6- Cinlerde üreme vardır, onlar da çoğalırlar.[85] Ancak nasıl yaşadık­la­rını ve nasıl çoğaldıklarını bilemiyoruz. Cinlerle evlilik kurduklarını ileri sürenlere inanmak güçtür. Fakat insanlarla sıkı ilişki içinde olduk­ları bir gerçektir. Özellikle Allah'ın emir ve yasaklarına uymayan in­san­ların he­men hepsi de şeytanların etkisi altındadırlar ki şeytanlar cinlerin, ahlâksız, suçlu ve günahkarlarıdır. Bunu Kur'ân-ı Kerim de doğrulamk­tadır. Ezcümle Enam Sûresi'nin 128'inci Âyet-i Kerimesi'nde: Allah Teâlâ'nın, bütün cinleri ve insanları bir araya toplayacağı kıyamet gü­nünde cinlere, birçok insanları elde ettiklerini açık­layacağı ifade edilmek­tedir.
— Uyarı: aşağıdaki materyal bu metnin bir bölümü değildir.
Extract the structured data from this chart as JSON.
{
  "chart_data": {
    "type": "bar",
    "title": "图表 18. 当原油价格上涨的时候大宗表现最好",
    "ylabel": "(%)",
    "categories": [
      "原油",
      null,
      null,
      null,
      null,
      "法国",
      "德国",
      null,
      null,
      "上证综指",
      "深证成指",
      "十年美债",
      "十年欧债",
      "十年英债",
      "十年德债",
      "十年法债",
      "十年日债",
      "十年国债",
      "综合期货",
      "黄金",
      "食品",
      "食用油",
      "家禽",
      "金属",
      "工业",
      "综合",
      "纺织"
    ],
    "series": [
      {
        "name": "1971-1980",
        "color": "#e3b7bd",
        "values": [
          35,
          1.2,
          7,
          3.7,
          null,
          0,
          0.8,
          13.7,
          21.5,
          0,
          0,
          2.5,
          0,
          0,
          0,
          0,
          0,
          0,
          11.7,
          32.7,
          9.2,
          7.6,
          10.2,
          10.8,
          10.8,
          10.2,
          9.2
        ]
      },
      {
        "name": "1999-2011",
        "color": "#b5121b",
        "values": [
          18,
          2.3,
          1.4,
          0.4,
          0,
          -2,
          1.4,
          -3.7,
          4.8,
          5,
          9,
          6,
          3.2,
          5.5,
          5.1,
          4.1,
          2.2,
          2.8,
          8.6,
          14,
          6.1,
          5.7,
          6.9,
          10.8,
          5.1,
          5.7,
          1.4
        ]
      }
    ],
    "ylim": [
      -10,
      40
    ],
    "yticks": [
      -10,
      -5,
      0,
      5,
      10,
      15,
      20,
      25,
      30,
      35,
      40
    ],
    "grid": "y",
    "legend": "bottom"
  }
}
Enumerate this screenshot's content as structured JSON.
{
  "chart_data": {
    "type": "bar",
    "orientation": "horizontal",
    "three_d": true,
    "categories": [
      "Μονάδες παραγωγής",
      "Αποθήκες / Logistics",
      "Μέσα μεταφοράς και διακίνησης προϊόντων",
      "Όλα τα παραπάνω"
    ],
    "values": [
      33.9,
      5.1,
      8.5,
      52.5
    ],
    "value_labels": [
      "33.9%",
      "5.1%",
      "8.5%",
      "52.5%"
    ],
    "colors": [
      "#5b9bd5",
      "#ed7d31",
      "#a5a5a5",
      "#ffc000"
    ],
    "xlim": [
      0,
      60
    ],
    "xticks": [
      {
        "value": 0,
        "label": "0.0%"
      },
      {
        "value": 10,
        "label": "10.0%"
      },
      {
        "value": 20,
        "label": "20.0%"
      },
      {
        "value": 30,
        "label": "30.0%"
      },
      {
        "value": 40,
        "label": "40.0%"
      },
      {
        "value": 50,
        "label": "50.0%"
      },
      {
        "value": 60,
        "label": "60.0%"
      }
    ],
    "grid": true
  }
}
Yine aynı âyette onlarla dostluk kuran in­sanların da “Ey Rabb'imiz! -gerçekten- karşı­lıklı olarak birbirimizden yararlandık ve bize verdiğin sürenin de sonuna ulaşmış bulunuyoruz.” diye itirafta bulunacakları, o sırada Allah Teâlâ'nın da: “(öyle ise) Durağınız ateştir !” diyeceği anlatılmaktadır.



Bu âyetin ışığında diyebiliriz ki birçok kimsenin insanlık kaydından sıy­rılmasında, çeşitli suç ve günahların işlenmesinde, vahşetlerin, te­ca­vüz ve katliamların arka planında cinlerin rol oynadıkları ihtimali var­dır.[85]